Initially, Six Sigma quality improvement programs should be implemented on a project-by-project basis. Then, as payoffs are realized and experiences gained, a multi-project environment may be instituted. But initiating a quality improvement project doesn’t mean project management will automatically occur. And without project management a well-intentioned quality improvement effort will inevitably fail.
Training in project planning, scheduling and control is critical to success. Further, steering committees must be trained to carry out their responsibilities.

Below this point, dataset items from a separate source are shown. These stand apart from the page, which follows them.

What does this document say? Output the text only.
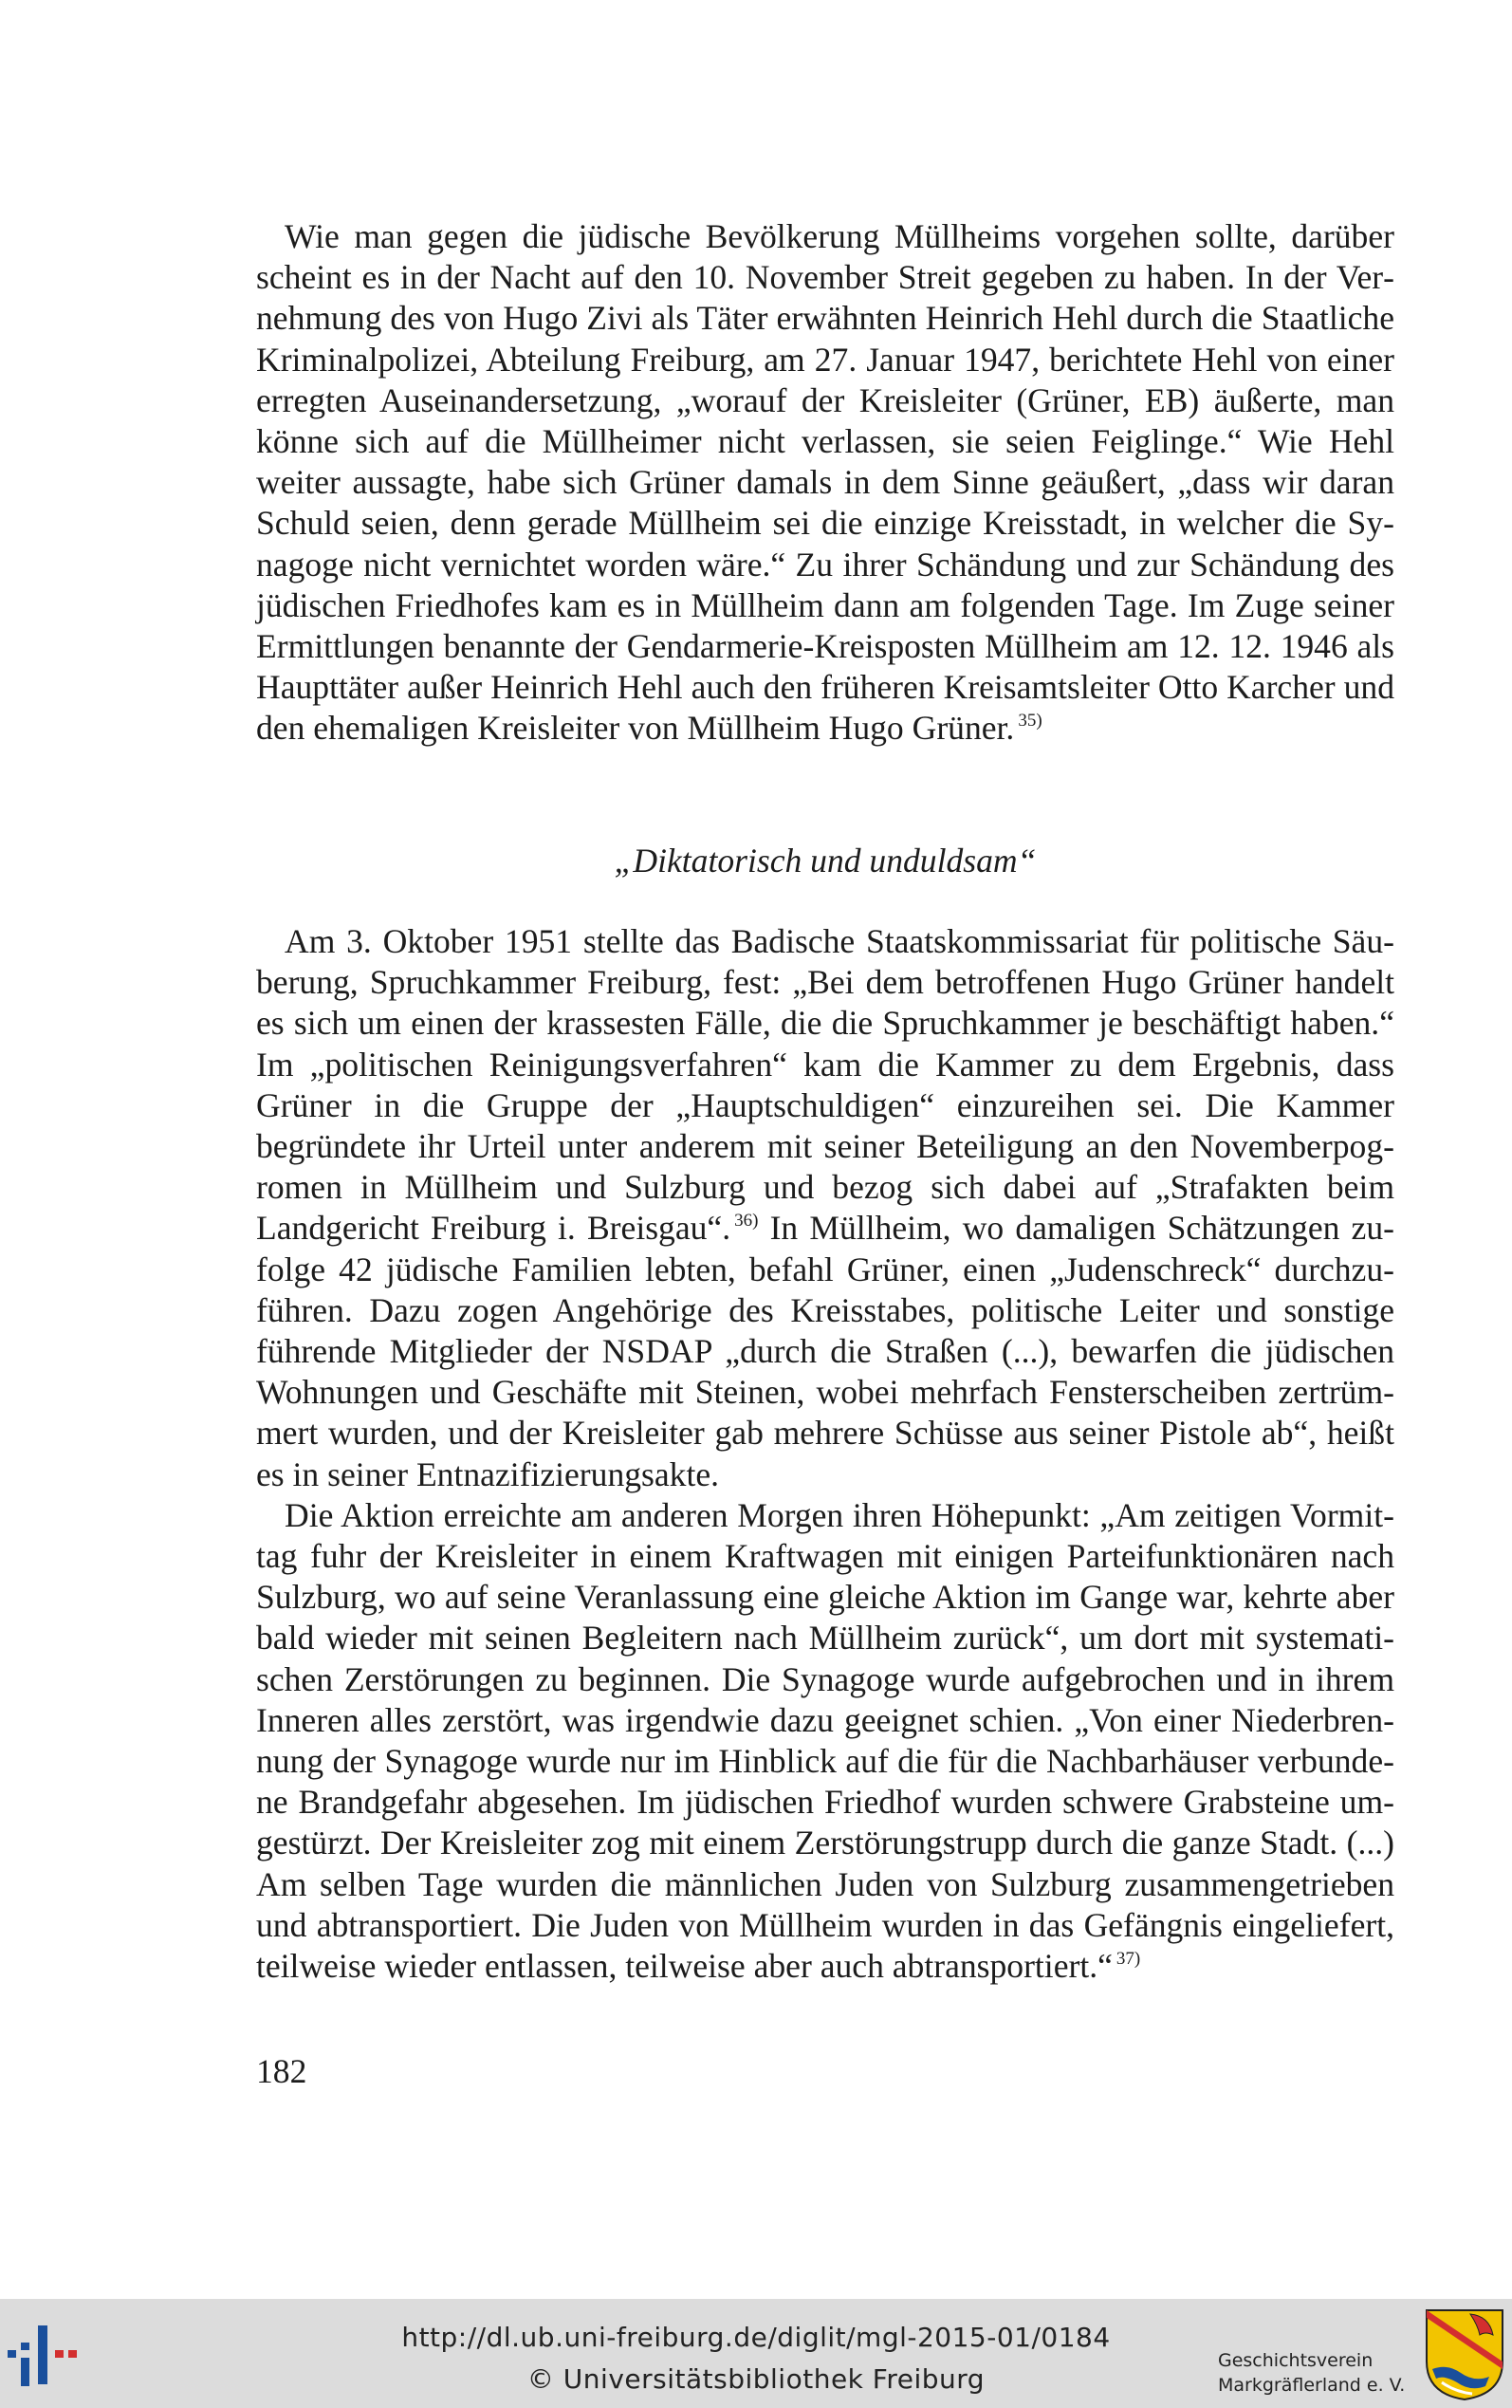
Wie man gegen die jüdische Bevölkerung Müllheims vorgehen sollte, darüber scheint es in der Nacht auf den 10. November Streit gegeben zu haben. In der Vernehmung des von Hugo Zivi als Täter erwähnten Heinrich Hehl durch die Staatliche Kriminalpolizei, Abteilung Freiburg, am 27. Januar 1947, berichtete Hehl von einer erregten Auseinandersetzung, „worauf der Kreisleiter (Grüner, EB) äußerte, man könne sich auf die Müllheimer nicht verlassen, sie seien Feiglinge.“ Wie Hehl weiter aussagte, habe sich Grüner damals in dem Sinne geäußert, „dass wir daran Schuld seien, denn gerade Müllheim sei die einzige Kreisstadt, in welcher die Synagoge nicht vernichtet worden wäre.“ Zu ihrer Schändung und zur Schändung des jüdischen Friedhofes kam es in Müllheim dann am folgenden Tage. Im Zuge seiner Ermittlungen benannte der Gendarmerie-Kreisposten Müllheim am 12. 12. 1946 als Haupttäter außer Heinrich Hehl auch den früheren Kreisamtsleiter Otto Karcher und den ehemaligen Kreisleiter von Müllheim Hugo Grüner. $^{35)}$

„Diktatorisch und unduldsam“

Am 3. Oktober 1951 stellte das Badische Staatskommissariat für politische Säuberung, Spruchkammer Freiburg, fest: „Bei dem betroffenen Hugo Grüner handelt es sich um einen der krassesten Fälle, die die Spruchkammer je beschäftigt haben.“ Im „politischen Reinigungsverfahren“ kam die Kammer zu dem Ergebnis, dass Grüner in die Gruppe der „Hauptschuldigen“ einzureihen sei. Die Kammer begründete ihr Urteil unter anderem mit seiner Beteiligung an den Novemberpogromen in Müllheim und Sulzburg und bezog sich dabei auf „Strafakten beim Landgericht Freiburg i. Breisgau“. $^{36)}$ In Müllheim, wo damaligen Schätzungen zufolge 42 jüdische Familien lebten, befahl Grüner, einen „Judenschreck“ durchzuführen. Dazu zogen Angehörige des Kreisstabes, politische Leiter und sonstige führende Mitglieder der NSDAP „durch die Straßen (...), bewarfen die jüdischen Wohnungen und Geschäfte mit Steinen, wobei mehrfach Fensterscheiben zertrümmert wurden, und der Kreisleiter gab mehrere Schüsse aus seiner Pistole ab“, heißt es in seiner Entnazifizierungsakte.

Die Aktion erreichte am anderen Morgen ihren Höhepunkt: „Am zeitigen Vormittag fuhr der Kreisleiter in einem Kraftwagen mit einigen Parteifunktionären nach Sulzburg, wo auf seine Veranlassung eine gleiche Aktion im Gange war, kehrte aber bald wieder mit seinen Begleitern nach Müllheim zurück“, um dort mit systematischen Zerstörungen zu beginnen. Die Synagoge wurde aufgebrochen und in ihrem Inneren alles zerstört, was irgendwie dazu geeignet schien. „Von einer Niederbrennung der Synagoge wurde nur im Hinblick auf die für die Nachbarhäuser verbundene Brandgefahr abgesehen. Im jüdischen Friedhof wurden schwere Grabsteine umgestürzt. Der Kreisleiter zog mit einem Zerstörungstrupp durch die ganze Stadt. (...) Am selben Tage wurden die männlichen Juden von Sulzburg zusammengetrieben und abtransportiert. Die Juden von Müllheim wurden in das Gefängnis eingeliefert, teilweise wieder entlassen, teilweise aber auch abtransportiert.“ $^{37)}$

182
http://dl.ub.uni-freiburg.de/diglit/mgl-2015-01/0184
© Universitätsbibliothek Freiburg
Geschichtsverein
Markgräflerland e. V.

Training the Steering Committee
In Managerial Breakthrough and Leadership for Quality, Juran explains how to launch and manage steering committees and quality councils. A committee or council must be trained in the following skills to perform its duties:
- Selecting quality improvement projects and multi-functional teams to carry-out selected projects;
- Translating council objectives into measurable results through action plans;
- Estimating the cost, time and manpower requirements for the project;
- Deciding if "facilitators" are needed to assist project teams with their mission;
- Monitoring a project’s progress;
- Assigning representatives and deadlines for project performance;
- Terminating a multi-functional team after the assignment is completed; and
- Linking compensations and rewards to quality improvement results.
It must be mentioned—indeed, emphasized—that historians who have studied the various quality crusades over the past 60 years readily admit that W. Edwards Deming, an American statistician credited with jump-starting the Japanese quality movement, was in reality not as successful as reported in the American media.
In short, the Japanese quality movement made limited progress in the years immediately following Dr. Deming's 1950 visit. Why? Because they lacked a structured approach to making quality improvement happen. Only after Juran visited Japan, and taught them his structured approach to quality improvement, did the Japanese succeed in their improvement efforts.